Cet état de fait nous autorise à exiger un rendez-vous d'urgence avec le gouvernement. Mme Batho, ministre de l’Écologie, qui déclarait récemment que le Grenelle de l'Environnement n'avait été qu'une opération de communication n'a d'autre choix que de rouvrir ce dossier extrêmement mis à mal par ses prédécesseurs sous la pression des afficheurs. Elle montrera ainsi que le changement des pratiques politiques est à l’œuvre.

Le Débat National sur la Transition Énergétique nous permettra d'entrer immédiatement dans le vif du sujet.
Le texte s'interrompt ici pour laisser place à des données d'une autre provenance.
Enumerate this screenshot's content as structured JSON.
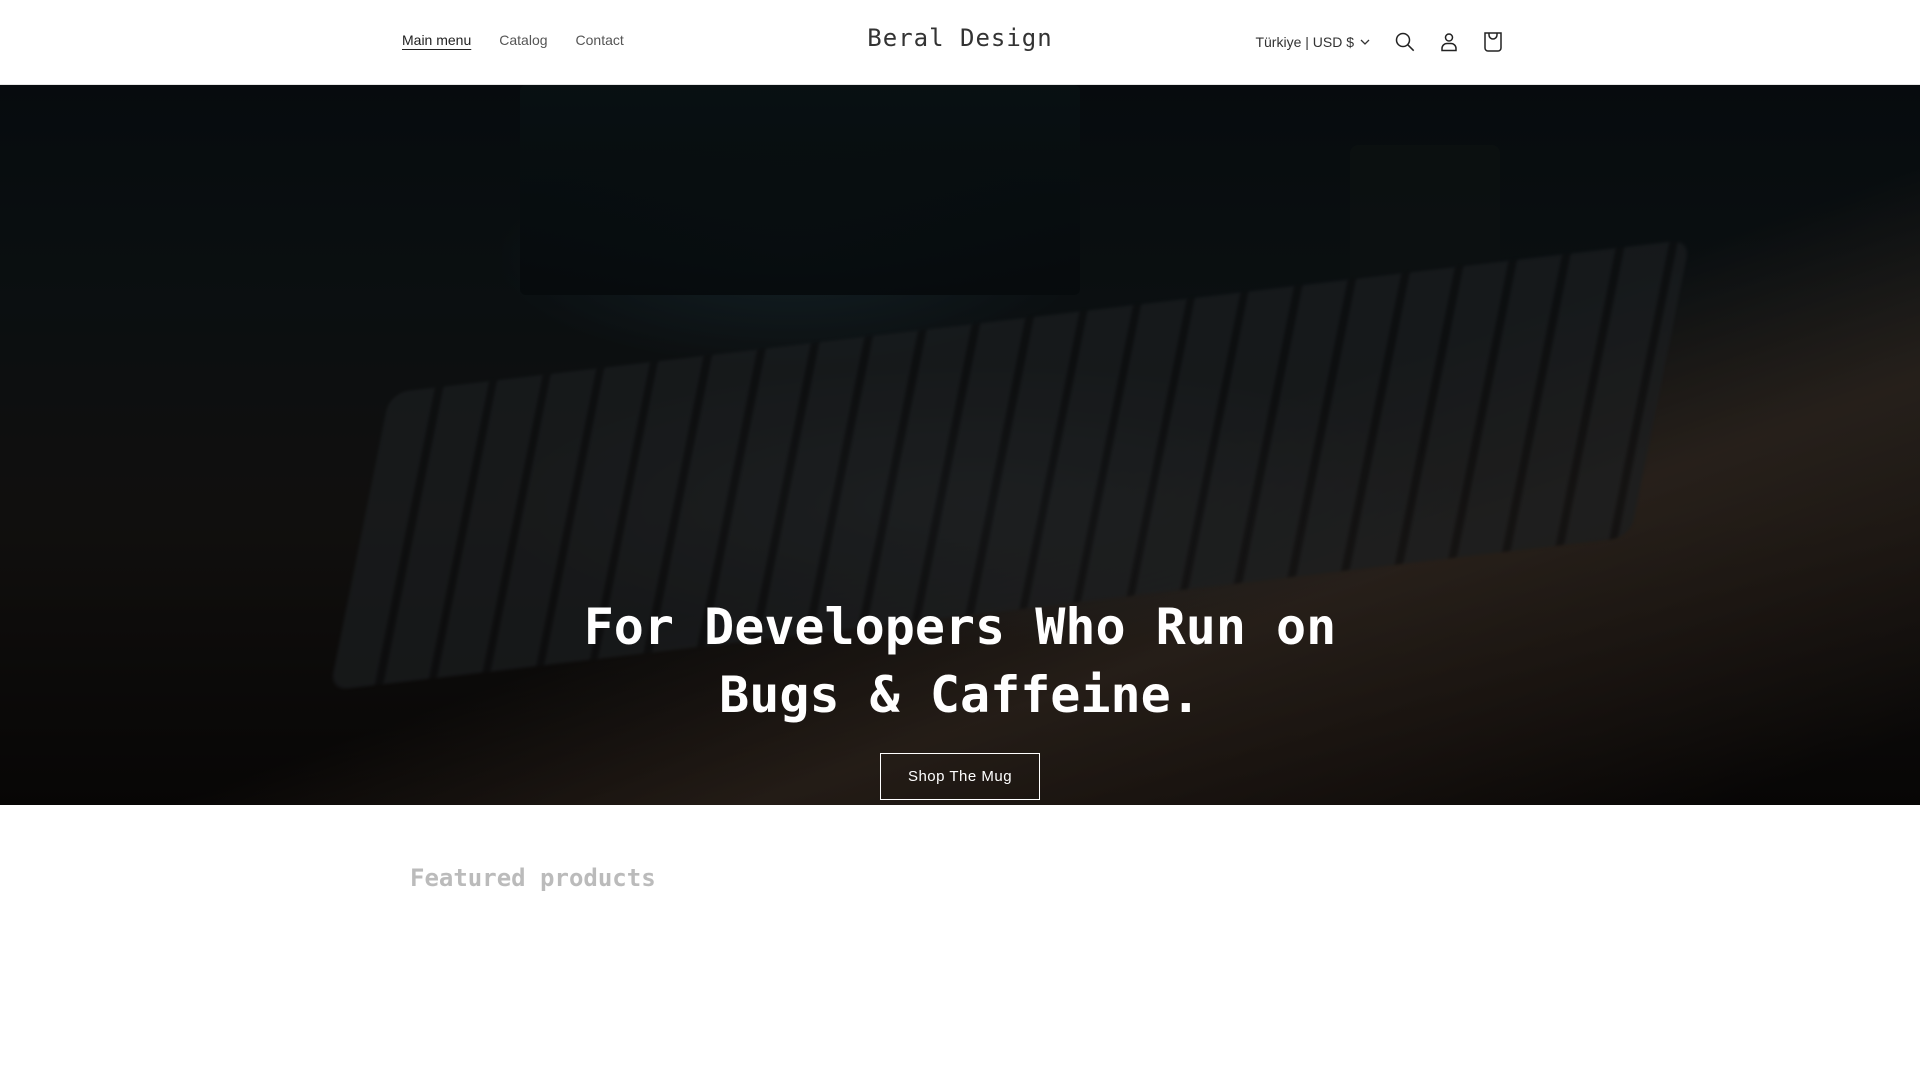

Une première décision pourrait être l'interdiction des écrans publicitaires numériques, symboles de la défiguration des paysages, de la main-mise sur les esprits que représentent ces télévisions géantes dans la rue et du gaspillage énergétique étalé en plein jour et érigé en modèle.

Suite à cette décision de justice, et dans l'attente d'une réponse de la Ministre, notre collectif envisage une trêve des actions de désobéissance civile.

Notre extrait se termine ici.